The enhanced transparency and disclosure rules that have upended the mutual-fund industry may soon be expanded to include another investment product: segregated funds.
Last week, the Canadian Council of Insurance Regulators (CCIR) released a position paper outlining its expectations on information to be provided to segregated-fund contract holders. In the paper, the regulatory body laid out a new proposal to align regulations governing segregated funds with those for the mutual-fund industry — something that experts have argued for even in the early days of CRM2 disclosure discussions
Aside from discussing requirements for needs-based sales practices, fund risk ratings, and know-your-product requirements, the paper highlighted recommendations for enhanced disclosure of performance, risks, costs, and insurance features associated with segregated funds.
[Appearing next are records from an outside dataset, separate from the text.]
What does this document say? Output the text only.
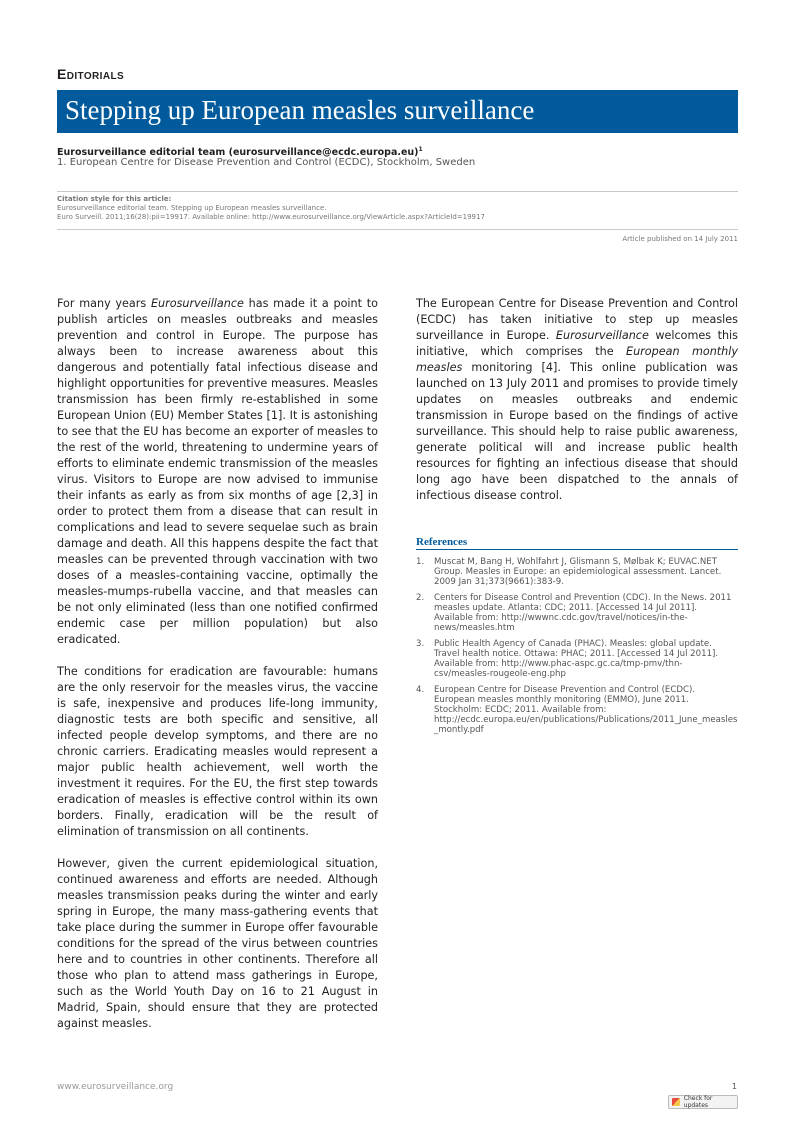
Editorials
Stepping up European measles surveillance
Eurosurveillance editorial team (eurosurveillance@ecdc.europa.eu)$^1$
1. European Centre for Disease Prevention and Control (ECDC), Stockholm, Sweden
Citation style for this article:
Eurosurveillance editorial team. Stepping up European measles surveillance.
Euro Surveill. 2011;16(28):pii=19917. Available online: http://www.eurosurveillance.org/ViewArticle.aspx?ArticleId=19917
Article published on 14 July 2011

For many years Eurosurveillance has made it a point to publish articles on measles outbreaks and measles prevention and control in Europe. The purpose has always been to increase awareness about this dangerous and potentially fatal infectious disease and highlight opportunities for preventive measures. Measles transmission has been firmly re-established in some European Union (EU) Member States [1]. It is astonishing to see that the EU has become an exporter of measles to the rest of the world, threatening to undermine years of efforts to eliminate endemic transmission of the measles virus. Visitors to Europe are now advised to immunise their infants as early as from six months of age [2,3] in order to protect them from a disease that can result in complications and lead to severe sequelae such as brain damage and death. All this happens despite the fact that measles can be prevented through vaccination with two doses of a measles-containing vaccine, optimally the measles-mumps-rubella vaccine, and that measles can be not only eliminated (less than one notified confirmed endemic case per million population) but also eradicated.

The conditions for eradication are favourable: humans are the only reservoir for the measles virus, the vaccine is safe, inexpensive and produces life-long immunity, diagnostic tests are both specific and sensitive, all infected people develop symptoms, and there are no chronic carriers. Eradicating measles would represent a major public health achievement, well worth the investment it requires. For the EU, the first step towards eradication of measles is effective control within its own borders. Finally, eradication will be the result of elimination of transmission on all continents.

However, given the current epidemiological situation, continued awareness and efforts are needed. Although measles transmission peaks during the winter and early spring in Europe, the many mass-gathering events that take place during the summer in Europe offer favourable conditions for the spread of the virus between countries here and to countries in other continents. Therefore all those who plan to attend mass gatherings in Europe, such as the World Youth Day on 16 to 21 August in Madrid, Spain, should ensure that they are protected against measles.

The European Centre for Disease Prevention and Control (ECDC) has taken initiative to step up measles surveillance in Europe. Eurosurveillance welcomes this initiative, which comprises the European monthly measles monitoring [4]. This online publication was launched on 13 July 2011 and promises to provide timely updates on measles outbreaks and endemic transmission in Europe based on the findings of active surveillance. This should help to raise public awareness, generate political will and increase public health resources for fighting an infectious disease that should long ago have been dispatched to the annals of infectious disease control.

References
1.	Muscat M, Bang H, Wohlfahrt J, Glismann S, Mølbak K; EUVAC.NET Group. Measles in Europe: an epidemiological assessment. Lancet. 2009 Jan 31;373(9661):383-9.
2.	Centers for Disease Control and Prevention (CDC). In the News. 2011 measles update. Atlanta: CDC; 2011. [Accessed 14 Jul 2011]. Available from: http://wwwnc.cdc.gov/travel/notices/in-the-news/measles.htm
3.	Public Health Agency of Canada (PHAC). Measles: global update. Travel health notice. Ottawa: PHAC; 2011. [Accessed 14 Jul 2011]. Available from: http://www.phac-aspc.gc.ca/tmp-pmv/thn-csv/measles-rougeole-eng.php
4.	European Centre for Disease Prevention and Control (ECDC). European measles monthly monitoring (EMMO), June 2011. Stockholm: ECDC; 2011. Available from: http://ecdc.europa.eu/en/publications/Publications/2011_June_measles_montly.pdf
www.eurosurveillance.org	1
Check for updates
“This goes even further than CRM2,” said personal finance expert Dale Jackson in an interview with BNN. “CRM2 requires just the advisor fee [in a mutual fund] to be revealed in dollar amounts, whereas in segregated funds, the whole amount, including the MER, will be revealed.”
The CCIR said it will release a prototype for disclosure documents in early 2018; it stressed that the prototype will not be a prescribed form, but just an example to show what compliant disclosure could look like.
According to Jackson, the new seg-fund disclosures should be available to investors by 2019, at which point they will see the total cost they pay in dollars for segregated funds.
“The mutual-fund industry says it’s going in that direction as well,” he said. “But that doesn’t change the fact that we pay among the highest fees in the developed world.”